The Group of Seven (G-7) industrialized nations have agreed to an immediate moratorium on debt interest repayments by countries hit in the Boxing Day tsunami disaster.
The deal which will only freeze repayments rather than cancel the debt itself, was announced today by UK Chancellor Gordon Brown ahead of a meeting of the Paris Club of creditor countries on January 12. The Paris Club meets every month in Paris with debtor countries for talks on debt restructuring.
The G-7 also called on the International Monetary Fund (IMF) and the World Bank to assess the “reconstruction and financing requirements” of the affected countries. The G-7 said it would consider further assistance in light of the assessment when its finance ministers meet in London next month for their first regular meeting under Britain’s presidency.
“We would not expect debt payments from affected countries that request it until the World Bank and IMF have completed a full needs assessment of their reconstruction and financing requirements, recognising that some countries may be unable to make debt payments,” the G-7 said in a statement released today.
Prior to the international emergency relief summit in Jakarta yesterday, where G-7 nations debated the proposed moratorium, Chancellor Brown said there was little point in the west spending millions of dollars on aid while at the same time continuing to receive debt repayments.
The agreement by the G-7 group of wealthy nations is expected to halt an estimated $3 billion a year in debt repayments.
Much of the debt owed by tsunami-hit countries such as Thailand, India, Indonesia, the Maldives and Sri Lanka was accumulated decades ago through international financial institutions like the IMF and the World Bank, as well as from loans provided by individual nations, banks and corporations. However, it is now believed that some of those funds supposedly earmarked for finance development and infrastructure projects were often sidetracked by dictators and unelected governments.
For example, much of Indonesia’s debt, one of the hardest hit countries by the Indian Ocean tsunami, was racked up by the infamous Suharto regime, forced out by massive public protest in 1998 after 30 years of corrupt rule. At an estimated $132.2 billion, Indonesia’s external debt is the largest outstanding to creditor nations in the tsunami-ravaged region.
According to the World Development Movement (WDM), the annual repayment costs for the worst-hit countries are: Indonesia $13.7 billion, India $13 billion, Thailand $17.9 billion, Sri Lanka $653 million and the Maldives $20.8 million.
Based on those figures, the WDM calculates a $3 billion debt moratorium relief plan would only cover one-and-a-half months of debt repayments for these five countries.
Overall, total aid pledged for tsunami disaster relief is currently approaching $5 billion.
With its pledge this week of $765 million in aid, Australia is now reputedly the largest donor of disaster aid in history as well as the most hesitant of the wealthy industrial nations to suspend repayments outright.
Australian Prime Minister John Howard said there was no guarantee that what might be forgiven in debt would actually go toward aid.
Meanwhile, debt campaigners while welcoming the news of a proposed debt moratorium describe it as “inadequate.” The Jubilee Debt Campaign and the World Development Movement (WDM) have declared debt cancellation as “the most effective way to fund the long-term alleviation of poverty, not just as a response to a disaster.”

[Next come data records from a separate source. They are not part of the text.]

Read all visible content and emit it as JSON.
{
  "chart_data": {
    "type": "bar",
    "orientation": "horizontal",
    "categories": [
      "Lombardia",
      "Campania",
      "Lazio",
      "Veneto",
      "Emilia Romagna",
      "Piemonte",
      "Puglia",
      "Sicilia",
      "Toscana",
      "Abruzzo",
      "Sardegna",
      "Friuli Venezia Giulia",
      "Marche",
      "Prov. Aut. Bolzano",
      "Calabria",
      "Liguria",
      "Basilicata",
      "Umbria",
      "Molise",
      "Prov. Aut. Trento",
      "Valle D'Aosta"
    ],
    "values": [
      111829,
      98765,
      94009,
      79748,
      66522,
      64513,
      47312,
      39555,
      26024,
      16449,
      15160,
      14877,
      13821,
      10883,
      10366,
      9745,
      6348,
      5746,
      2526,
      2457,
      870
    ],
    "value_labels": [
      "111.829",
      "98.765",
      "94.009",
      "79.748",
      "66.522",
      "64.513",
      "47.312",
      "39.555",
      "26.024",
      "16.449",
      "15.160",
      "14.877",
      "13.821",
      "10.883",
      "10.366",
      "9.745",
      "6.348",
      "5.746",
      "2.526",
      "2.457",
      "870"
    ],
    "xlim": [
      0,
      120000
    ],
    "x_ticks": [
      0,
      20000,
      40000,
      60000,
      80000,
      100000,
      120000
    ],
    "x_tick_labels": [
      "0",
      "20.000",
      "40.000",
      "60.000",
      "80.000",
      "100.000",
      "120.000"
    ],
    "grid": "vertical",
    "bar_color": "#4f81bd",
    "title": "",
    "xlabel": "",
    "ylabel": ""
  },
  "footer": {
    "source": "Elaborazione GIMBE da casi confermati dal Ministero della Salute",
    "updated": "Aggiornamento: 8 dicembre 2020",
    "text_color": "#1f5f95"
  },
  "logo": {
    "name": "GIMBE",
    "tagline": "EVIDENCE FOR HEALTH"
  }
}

WDM director Mark Curtis said a debt freeze alone would not provide the security necessary to encourage investment in the reconstruction of affected economies because debt repayments could “restart at any time that rich countries chose.”
In late December, a petition launched by Jubilee South and its affiliates urged southern governments to forego paying “onerous and illegitimate debts” in favour of disaster relief and rehabilitation, basic social services, clean and safe water, and other human development programs.
“If there is any measure of sincerity in the outpouring of compassion from North governments for the peoples of the South, let this be through concrete action,” the petition declared, insisting on immediate and unconditional debt cancellation.
Aid watchdogs are questioning whether the current outpouring of tsunami-inspired generosity may deplete resources for other pressing needs in much poorer countries. The Washington Post reports the current amount committed for tsunami relief and reconstruction is about 4% to 5% of the $70 billion that was spent on all foreign aid last year by governments and multilateral agencies such as the World Bank.
“There’s this enormous tendency to focus on the specific crisis at hand,” said Jamie Drummond, executive director of DATA, a group founded by rock star Bono to mobilize help for impoverished African nations.
“There’s no moral difference between the extreme, day-in-day-out poverty in Africa and the situation in Asia. If we’re not careful, one will carry away from the other.”